Fractured Desires
Marcos investia em Jael com um ritmo poderoso e implacável; cada estocada era respondida pelos gemidos desesperados e ecoantes de Jael. Prensado firmemente entre a superfície fria da parede e o peso da força de Marcos, Jael envolveu a cintura de Marcos com as pernas, puxando-o ainda mais para perto.
Marcos capturou os lábios dele em um beijo feroz e faminto, abafando os gritos e suspiros de Jael enquanto continuava a penetrá-lo profundamente. O som rítmico da pele contra a pele ecoava pelo quarto.
Marcos gemeu com a sensação deliciosa.

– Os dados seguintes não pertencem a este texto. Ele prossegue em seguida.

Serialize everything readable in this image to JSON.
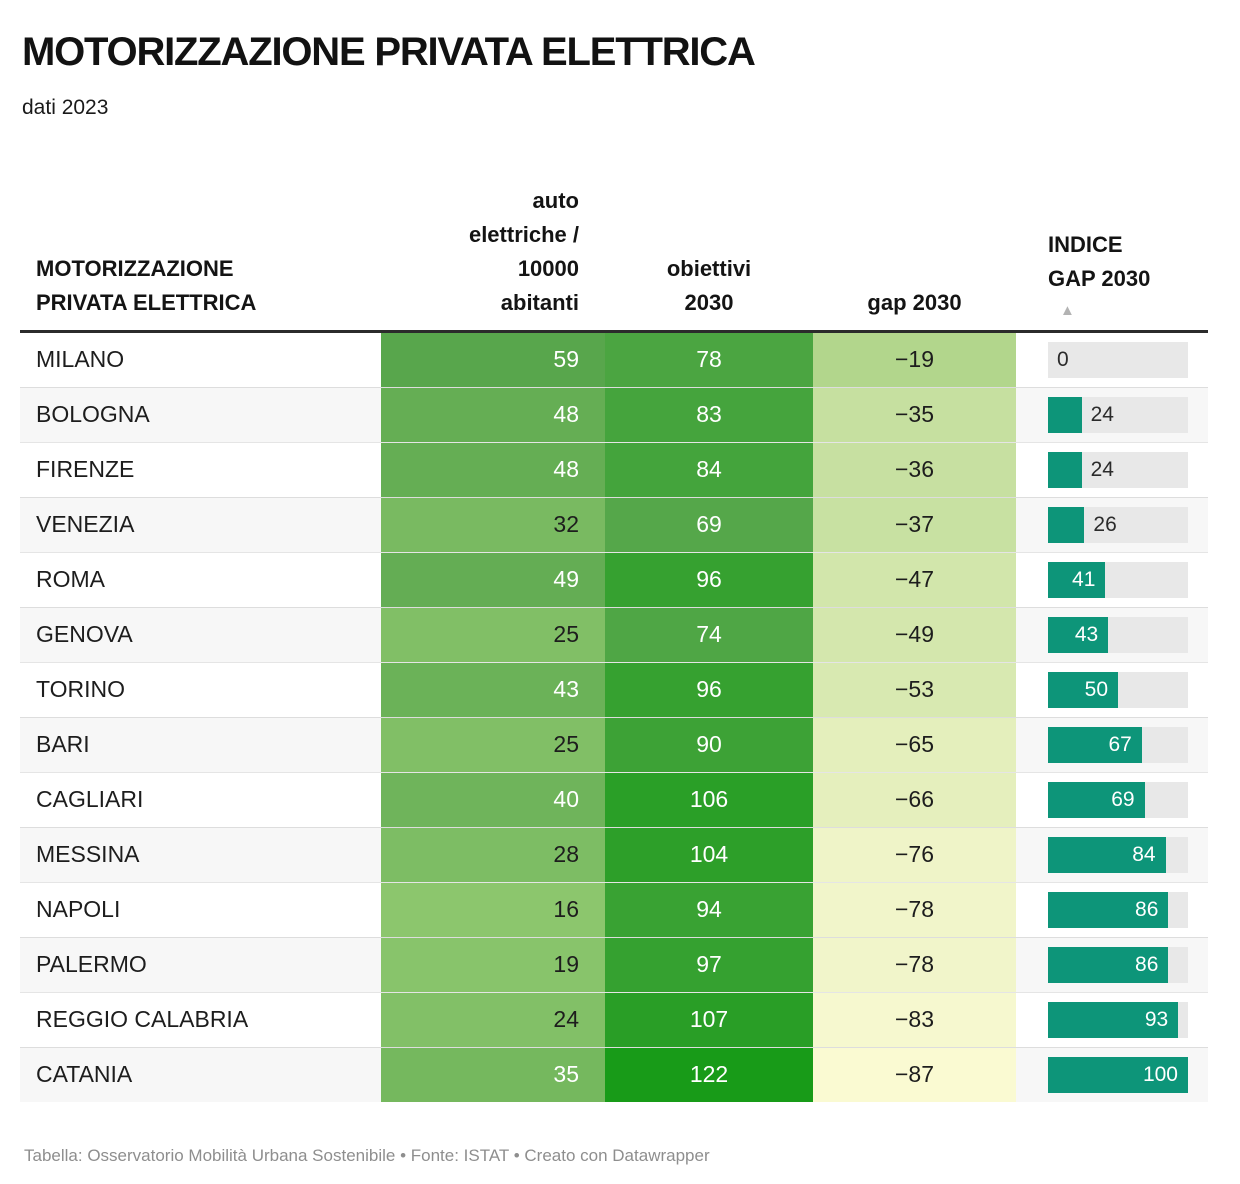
{
  "header": {
    "title": "MOTORIZZAZIONE PRIVATA ELETTRICA",
    "subtitle": "dati 2023"
  },
  "chart_data": {
    "type": "table",
    "title": "MOTORIZZAZIONE PRIVATA ELETTRICA",
    "subtitle": "dati 2023",
    "columns": [
      {
        "key": "city",
        "label": "MOTORIZZAZIONE PRIVATA ELETTRICA",
        "label_lines": [
          "MOTORIZZAZIONE",
          "PRIVATA ELETTRICA"
        ],
        "align": "left"
      },
      {
        "key": "auto",
        "label": "auto elettriche / 10000 abitanti",
        "label_lines": [
          "auto",
          "elettriche /",
          "10000",
          "abitanti"
        ],
        "align": "right"
      },
      {
        "key": "obiettivi",
        "label": "obiettivi 2030",
        "label_lines": [
          "obiettivi",
          "2030"
        ],
        "align": "center"
      },
      {
        "key": "gap",
        "label": "gap 2030",
        "label_lines": [
          "gap 2030"
        ],
        "align": "center"
      },
      {
        "key": "indice",
        "label": "INDICE GAP 2030",
        "label_lines": [
          "INDICE",
          "GAP 2030"
        ],
        "align": "left",
        "sort_icon": "▲"
      }
    ],
    "sort_indicator": {
      "column": "indice",
      "direction": "ascending",
      "icon": "▲"
    },
    "bar_axis": {
      "min": 0,
      "max": 100
    },
    "rows": [
      {
        "city": "MILANO",
        "auto": 59,
        "obiettivi": 78,
        "gap": -19,
        "gap_label": "−19",
        "indice": 0,
        "auto_text_light": true,
        "colors": {
          "auto": "#58a64c",
          "obiettivi": "#4ba541",
          "gap": "#b2d68c"
        }
      },
      {
        "city": "BOLOGNA",
        "auto": 48,
        "obiettivi": 83,
        "gap": -35,
        "gap_label": "−35",
        "indice": 24,
        "auto_text_light": true,
        "colors": {
          "auto": "#65ae54",
          "obiettivi": "#45a43d",
          "gap": "#c6e0a0"
        }
      },
      {
        "city": "FIRENZE",
        "auto": 48,
        "obiettivi": 84,
        "gap": -36,
        "gap_label": "−36",
        "indice": 24,
        "auto_text_light": true,
        "colors": {
          "auto": "#65ae54",
          "obiettivi": "#44a43c",
          "gap": "#c7e0a1"
        }
      },
      {
        "city": "VENEZIA",
        "auto": 32,
        "obiettivi": 69,
        "gap": -37,
        "gap_label": "−37",
        "indice": 26,
        "auto_text_light": false,
        "colors": {
          "auto": "#79ba61",
          "obiettivi": "#55a74a",
          "gap": "#c8e1a2"
        }
      },
      {
        "city": "ROMA",
        "auto": 49,
        "obiettivi": 96,
        "gap": -47,
        "gap_label": "−47",
        "indice": 41,
        "auto_text_light": true,
        "colors": {
          "auto": "#64ad54",
          "obiettivi": "#36a130",
          "gap": "#d2e6ab"
        }
      },
      {
        "city": "GENOVA",
        "auto": 25,
        "obiettivi": 74,
        "gap": -49,
        "gap_label": "−49",
        "indice": 43,
        "auto_text_light": false,
        "colors": {
          "auto": "#81bf66",
          "obiettivi": "#4fa645",
          "gap": "#d4e7ad"
        }
      },
      {
        "city": "TORINO",
        "auto": 43,
        "obiettivi": 96,
        "gap": -53,
        "gap_label": "−53",
        "indice": 50,
        "auto_text_light": true,
        "colors": {
          "auto": "#6bb258",
          "obiettivi": "#36a130",
          "gap": "#d8e9b1"
        }
      },
      {
        "city": "BARI",
        "auto": 25,
        "obiettivi": 90,
        "gap": -65,
        "gap_label": "−65",
        "indice": 67,
        "auto_text_light": false,
        "colors": {
          "auto": "#81bf66",
          "obiettivi": "#3da236",
          "gap": "#e4efbc"
        }
      },
      {
        "city": "CAGLIARI",
        "auto": 40,
        "obiettivi": 106,
        "gap": -66,
        "gap_label": "−66",
        "indice": 69,
        "auto_text_light": true,
        "colors": {
          "auto": "#6fb45b",
          "obiettivi": "#2a9f27",
          "gap": "#e5efbd"
        }
      },
      {
        "city": "MESSINA",
        "auto": 28,
        "obiettivi": 104,
        "gap": -76,
        "gap_label": "−76",
        "indice": 84,
        "auto_text_light": false,
        "colors": {
          "auto": "#7dbd64",
          "obiettivi": "#2d9f29",
          "gap": "#eff4c8"
        }
      },
      {
        "city": "NAPOLI",
        "auto": 16,
        "obiettivi": 94,
        "gap": -78,
        "gap_label": "−78",
        "indice": 86,
        "auto_text_light": false,
        "colors": {
          "auto": "#8cc66d",
          "obiettivi": "#39a233",
          "gap": "#f1f5ca"
        }
      },
      {
        "city": "PALERMO",
        "auto": 19,
        "obiettivi": 97,
        "gap": -78,
        "gap_label": "−78",
        "indice": 86,
        "auto_text_light": false,
        "colors": {
          "auto": "#88c46b",
          "obiettivi": "#35a130",
          "gap": "#f1f5ca"
        }
      },
      {
        "city": "REGGIO CALABRIA",
        "auto": 24,
        "obiettivi": 107,
        "gap": -83,
        "gap_label": "−83",
        "indice": 93,
        "auto_text_light": false,
        "colors": {
          "auto": "#82c067",
          "obiettivi": "#299e26",
          "gap": "#f6f8cf"
        }
      },
      {
        "city": "CATANIA",
        "auto": 35,
        "obiettivi": 122,
        "gap": -87,
        "gap_label": "−87",
        "indice": 100,
        "auto_text_light": true,
        "colors": {
          "auto": "#75b85e",
          "obiettivi": "#189b18",
          "gap": "#fafad2"
        }
      }
    ]
  },
  "styles": {
    "bar_color": "#0d9579",
    "bar_track_color": "#e8e8e8",
    "row_stripe_color": "#f7f7f7",
    "header_rule_color": "#2b2b2b",
    "sort_icon_color": "#b3b3b3",
    "dark_text": "#1d1d1d",
    "light_text": "#ffffff"
  },
  "footer": {
    "text": "Tabella: Osservatorio Mobilità Urbana Sostenibile • Fonte: ISTAT • Creato con Datawrapper"
  }
}
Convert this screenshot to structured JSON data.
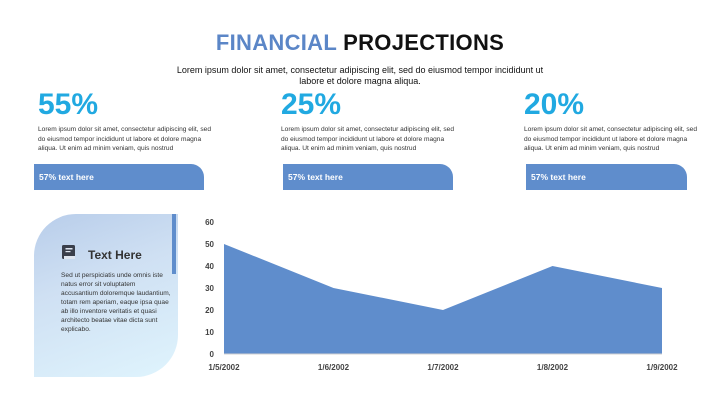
{
  "header": {
    "title_part1": "FINANCIAL",
    "title_part2": "PROJECTIONS",
    "subtitle": "Lorem ipsum dolor sit amet, consectetur adipiscing elit, sed do eiusmod tempor incididunt ut labore et dolore magna aliqua."
  },
  "stats": [
    {
      "percent": "55%",
      "description": "Lorem ipsum dolor sit amet, consectetur adipiscing elit, sed do eiusmod tempor incididunt ut labore et dolore magna aliqua. Ut enim ad minim veniam, quis nostrud",
      "tab_label": "57% text here"
    },
    {
      "percent": "25%",
      "description": "Lorem ipsum dolor sit amet, consectetur adipiscing elit, sed do eiusmod tempor incididunt ut labore et dolore magna aliqua. Ut enim ad minim veniam, quis nostrud",
      "tab_label": "57% text here"
    },
    {
      "percent": "20%",
      "description": "Lorem ipsum dolor sit amet, consectetur adipiscing elit, sed do eiusmod tempor incididunt ut labore et dolore magna aliqua. Ut enim ad minim veniam, quis nostrud",
      "tab_label": "57% text here"
    }
  ],
  "card": {
    "icon": "book-icon",
    "heading": "Text Here",
    "body": "Sed ut perspiciatis unde omnis iste natus error sit voluptatem accusantium doloremque laudantium, totam rem aperiam, eaque ipsa quae ab illo inventore veritatis et quasi architecto beatae vitae dicta sunt explicabo."
  },
  "colors": {
    "accent_blue": "#5f8dcc",
    "percent_cyan": "#21a9e1",
    "title_blue": "#5b86c7"
  },
  "chart_data": {
    "type": "area",
    "categories": [
      "1/5/2002",
      "1/6/2002",
      "1/7/2002",
      "1/8/2002",
      "1/9/2002"
    ],
    "values": [
      50,
      30,
      20,
      40,
      30
    ],
    "title": "",
    "xlabel": "",
    "ylabel": "",
    "ylim": [
      0,
      60
    ],
    "yticks": [
      "0",
      "10",
      "20",
      "30",
      "40",
      "50",
      "60"
    ],
    "color": "#5f8dcc",
    "grid": false,
    "legend": "none"
  }
}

Ele estava todo coberto pelo calor de Jael enquanto alternava entre estocadas lentas e dolorosas e investidas rápidas e fortes. Ele adorava o jeito que a voz de Jael falhava toda vez que ele atingia aquele ponto sensível. Ele podia sentir Jael se apertando ao seu redor, pulsando à beira do clímax, e Marcos soltou um rosnado grave e gutural enquanto se preparava para gozar dentro dele. Ele estava tão perto... quase lá...
Bip... bip... bip.
O som do despertador cortou o ar. Marcos acordou num solavanco, e o calor do momento evaporou instantaneamente. Com um gemido de frustração, ele pegou o relógio e o arremessou pelo quarto, vendo-o se estilhaçar contra a parede em uma chuva de plástico e molas.
De todos os momentos para aquele despertador estúpido aparecer, tinha que ser justo naquele.
Marcos passou a mão pelo cabelo, ofegante e tomado pelo amargo arrependimento de um sonho inacabado. Ele era apaixonado por Jael — seu amigo e um Beta — há anos, e a realidade da amizade deles parecia muito mais fria do que o sonho que ele acabara de deixar para trás.
Marcos ficou ali por um momento, com o peito subindo e descendo, olhando para o volume evidente em seus lençóis devido à sua frustração. Aquele sonho não tinha sido apenas vívido; ele sentia como se pudesse saborear o sal na pele de Jael. Foi o mais perto que ele chegou de um final antes que a realidade voltasse a bater à porta.
Ele tropeçou até o banheiro, sentindo os azulejos gelados contra seus pés descalços. Ele girou o registro e um jato de água fria explodiu sobre ele, mas nem mesmo o choque térmico conseguiu apagar o calor em suas veias.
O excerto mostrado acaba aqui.